The Southampton plant, which employed 500 workers, was Ford's last vehicle assembly plant in Britain. Production has fallen from 66,000 in 2008 to 28,000 last year, when the work was reduced to a single shift.
Ford now has 11,500 workers at plants in Britain, the Unite union said.
Ford promised further investments at the Dagenham plant in east London to support production of a new 20-litre, four-cylinder low-CO2 diesel engine family, and at the Bridgend plant in Wales to support gasoline engine manufacturing.
"Investing in what we do best here in the U.K., and building on our strengths is the only way to deal decisively with the new economic reality in Europe, and help build a profitable business," said Joe Greenwell, chairman of Ford of Britain.
Len McCluskey, general secretary of the Unite union, said workers would fight against the closures.
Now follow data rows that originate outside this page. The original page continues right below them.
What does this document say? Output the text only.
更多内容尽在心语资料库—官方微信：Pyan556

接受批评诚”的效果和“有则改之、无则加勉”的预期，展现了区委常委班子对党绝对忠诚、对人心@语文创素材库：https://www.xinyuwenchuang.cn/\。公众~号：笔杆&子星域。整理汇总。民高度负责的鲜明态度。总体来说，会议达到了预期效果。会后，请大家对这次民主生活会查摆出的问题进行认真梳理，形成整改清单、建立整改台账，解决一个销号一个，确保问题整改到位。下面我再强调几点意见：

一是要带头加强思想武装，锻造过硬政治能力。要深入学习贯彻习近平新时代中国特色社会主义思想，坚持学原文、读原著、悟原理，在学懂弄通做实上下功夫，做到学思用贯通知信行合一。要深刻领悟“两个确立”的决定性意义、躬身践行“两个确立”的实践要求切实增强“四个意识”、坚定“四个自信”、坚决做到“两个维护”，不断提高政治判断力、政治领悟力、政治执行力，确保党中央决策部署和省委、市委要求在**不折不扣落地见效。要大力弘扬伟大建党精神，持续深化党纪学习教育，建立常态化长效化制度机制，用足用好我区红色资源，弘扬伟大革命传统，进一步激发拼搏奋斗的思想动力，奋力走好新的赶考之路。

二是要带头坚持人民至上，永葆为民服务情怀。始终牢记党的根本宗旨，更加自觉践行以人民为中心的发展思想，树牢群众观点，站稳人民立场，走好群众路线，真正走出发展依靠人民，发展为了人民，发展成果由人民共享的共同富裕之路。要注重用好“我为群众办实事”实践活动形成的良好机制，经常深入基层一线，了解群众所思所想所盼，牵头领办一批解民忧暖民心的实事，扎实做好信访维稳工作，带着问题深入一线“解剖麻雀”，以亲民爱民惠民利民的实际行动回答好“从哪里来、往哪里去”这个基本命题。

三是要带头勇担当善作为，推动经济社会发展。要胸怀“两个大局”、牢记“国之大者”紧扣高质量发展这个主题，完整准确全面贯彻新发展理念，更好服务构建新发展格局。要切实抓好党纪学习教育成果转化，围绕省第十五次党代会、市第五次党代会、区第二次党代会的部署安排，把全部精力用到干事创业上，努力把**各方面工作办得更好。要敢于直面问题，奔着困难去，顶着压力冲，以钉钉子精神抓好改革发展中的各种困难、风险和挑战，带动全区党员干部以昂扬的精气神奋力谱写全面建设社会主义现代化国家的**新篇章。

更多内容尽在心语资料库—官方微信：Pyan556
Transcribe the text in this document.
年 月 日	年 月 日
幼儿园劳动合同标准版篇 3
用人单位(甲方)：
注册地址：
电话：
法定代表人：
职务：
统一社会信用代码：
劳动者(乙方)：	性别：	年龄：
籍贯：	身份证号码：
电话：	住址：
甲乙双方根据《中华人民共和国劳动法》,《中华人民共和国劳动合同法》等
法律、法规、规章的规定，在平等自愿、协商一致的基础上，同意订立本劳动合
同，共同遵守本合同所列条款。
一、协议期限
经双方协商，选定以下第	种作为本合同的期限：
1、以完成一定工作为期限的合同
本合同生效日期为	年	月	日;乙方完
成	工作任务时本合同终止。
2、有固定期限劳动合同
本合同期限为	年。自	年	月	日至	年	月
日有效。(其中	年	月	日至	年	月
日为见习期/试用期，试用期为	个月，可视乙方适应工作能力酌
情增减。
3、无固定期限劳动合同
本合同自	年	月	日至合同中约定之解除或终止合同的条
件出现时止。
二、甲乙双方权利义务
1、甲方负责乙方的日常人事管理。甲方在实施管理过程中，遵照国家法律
"This announcement has been handled disgracefully," McCluskey said "Only a few months ago Ford was promising staff a new transit model for Southampton in 2014."
Closing the Belgian and British plants reduces vehicle assembly capacity, excluding Russia, by 18 percent, or 355,000 units, yielding annual savings of at least $450 million, Ford said.
Ford's sales were down 14.9 percent in September compared with a year ago, worse than the 10.8 percent fall for all European vehicle brands, according to Acea, the European carmakers' association.